Les marchés au bord de la complaisance?

Les marchés

Vendredi dernier, les marchés ont laissé passer une belle occasion de mettre le holà à la forte correction baissière du dollar américain (lire ici le rapport de la semaine dernière) et des taux. Variable clé dans l’analyse de l’évolution du taux d’inflation de la Fed, le marché du travail bouillant ne s’est guère refroidi en novembre, au contraire: le rapport a largement dépassé les attentes.

Le mois dernier, 263 000 emplois nets se sont ajoutés, soit bien plus que ce que les 200 000 unités prévues. En plus, le chiffre pour le mois d’octobre avait déjà été revu à la hausse de 23 000 unités, à 284 000. Cette évolution exceptionnelle reste principalement due au secteur des loisirs, durement touché par la crise du coronavirus, suivi de près par l’enseignement et la santé. Le taux de chômage s’est stabilisé à 3,7%, tout près du point le plus bas en 50 ans atteint l’été dernier (3,5%). La forte demande de travail va de pair avec une diminution de l’offre: le taux de participation affiche un léger recul inopiné, de 62,2% à 62,1%. À titre de comparaison, juste avant la pandémie, cet indicateur se rapprochait des 63,4%. Pour quelle raison le taux de participation ne remonte-t-il pas au-delà d’un certain niveau? Le phénomène reste mystérieux et les départs à la retraite anticipés à la suite de la pandémie ne l’expliquent qu’en partie. Dans la mesure où il trahit une tendance structurelle (comme le vieillissement de la population), il revêt pourtant une importance capitale pour les décideurs politiques et les gouverneurs de la Fed. De fait, le rapport faussé entre l’offre et la demande de travail entraîne des hausses salariales bien supérieures à la croissance tendancielle mesurée dans les années précédant la Covid. Sur une base mensuelle, la dynamique s’est accélérée de 0,5% à 0,6%. Le chiffre en glissement annuel est passé de 4,9% à 5,1%.

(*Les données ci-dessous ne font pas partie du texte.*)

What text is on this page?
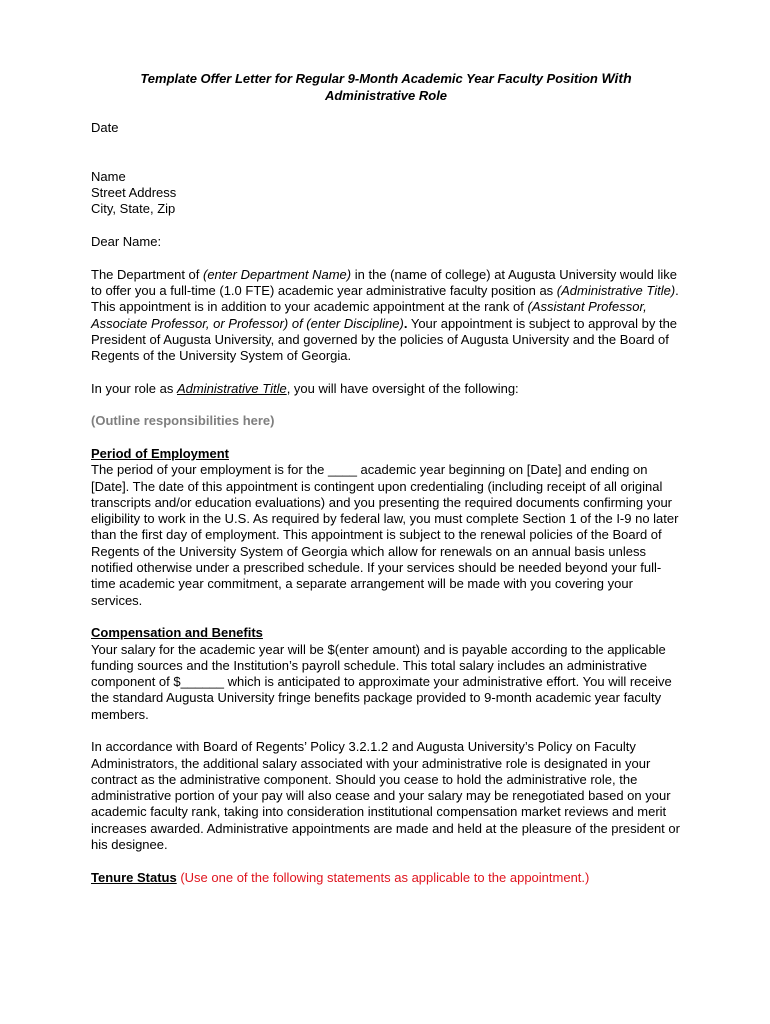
Template Offer Letter for Regular 9-Month Academic Year Faculty Position With
Administrative Role

Date

Name
Street Address
City, State, Zip

Dear Name:

The Department of (enter Department Name) in the (name of college) at Augusta University would like to offer you a full-time (1.0 FTE) academic year administrative faculty position as (Administrative Title). This appointment is in addition to your academic appointment at the rank of (Assistant Professor, Associate Professor, or Professor) of (enter Discipline). Your appointment is subject to approval by the President of Augusta University, and governed by the policies of Augusta University and the Board of Regents of the University System of Georgia.

In your role as Administrative Title, you will have oversight of the following:

(Outline responsibilities here)

Period of Employment

The period of your employment is for the ____ academic year beginning on [Date] and ending on [Date]. The date of this appointment is contingent upon credentialing (including receipt of all original transcripts and/or education evaluations) and you presenting the required documents confirming your eligibility to work in the U.S. As required by federal law, you must complete Section 1 of the I-9 no later than the first day of employment. This appointment is subject to the renewal policies of the Board of Regents of the University System of Georgia which allow for renewals on an annual basis unless notified otherwise under a prescribed schedule. If your services should be needed beyond your full-time academic year commitment, a separate arrangement will be made with you covering your services.

Compensation and Benefits

Your salary for the academic year will be $(enter amount) and is payable according to the applicable funding sources and the Institution’s payroll schedule. This total salary includes an administrative component of $______ which is anticipated to approximate your administrative effort. You will receive the standard Augusta University fringe benefits package provided to 9-month academic year faculty members.

In accordance with Board of Regents’ Policy 3.2.1.2 and Augusta University’s Policy on Faculty Administrators, the additional salary associated with your administrative role is designated in your contract as the administrative component. Should you cease to hold the administrative role, the administrative portion of your pay will also cease and your salary may be renegotiated based on your academic faculty rank, taking into consideration institutional compensation market reviews and merit increases awarded. Administrative appointments are made and held at the pleasure of the president or his designee.

Tenure Status (Use one of the following statements as applicable to the appointment.)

Dans son discours de mercredi dernier, Jerome Powell a qualifié la croissance salariale de principal obstacle à la maîtrise de l’inflation. À cet égard, le rapport de novembre ne lui est d’aucun secours. En à raison de 272 000 nouveaux emplois (moyenne mobile sur trois mois), la croissance de l’emploi reste bien supérieure aux 100 000 unités nécessaires selon lui pour restaurer l’équilibre à terme.
Depuis l’interprétation très sélective par le marché du fameux discours de Powell évoquant un ralentissement du cycle, les taux américains ont dégringolé de quelque 30 points de base. Tout à coup, les marchés ont conclu qu’un taux directeur inférieur à 5% suffirait à enrayer l’inflation persistante, actuellement proche des 8%. En fait, les investisseurs envisagent même des baisses de taux dès le second semestre de 2023. Si le rapport solide sur le marché du travail a réveillé les esprits, ce fut de courte durée. Les taux ont rebondi, avec un mouvement journalier de près de 23 points de base sur la partie courte (la plus étroitement liée au taux directeur de la Fed). De même, le dollar s’est brièvement renforcé vis-à-vis de presque toutes les autres devises majeures.

Las: à 23 h le vendredi soir, heure de fermeture des marchés américains, il ne restait quasi rien de cette remontée des taux et du dollar. Après une frayeur initiale qui a culminé à 2%, les bourses ont clôturé dans un état plus ou moins stable. Cela en dit long sur l’état d’esprit des marchés, au bord de la complaisance. Mardi prochain, les États-Unis publieront le taux l’inflation pour le mois de novembre. Cela ne suffira pas à ramener les marchés à la réalité: il faudra probablement attendre les nouvelles prévisions (de taux) de la Fed, le 14 décembre.

Le taux américain à deux ans efface presque entièrement le rebond post-payrolls. La ligne de cou technique reste pour l’instant intacte.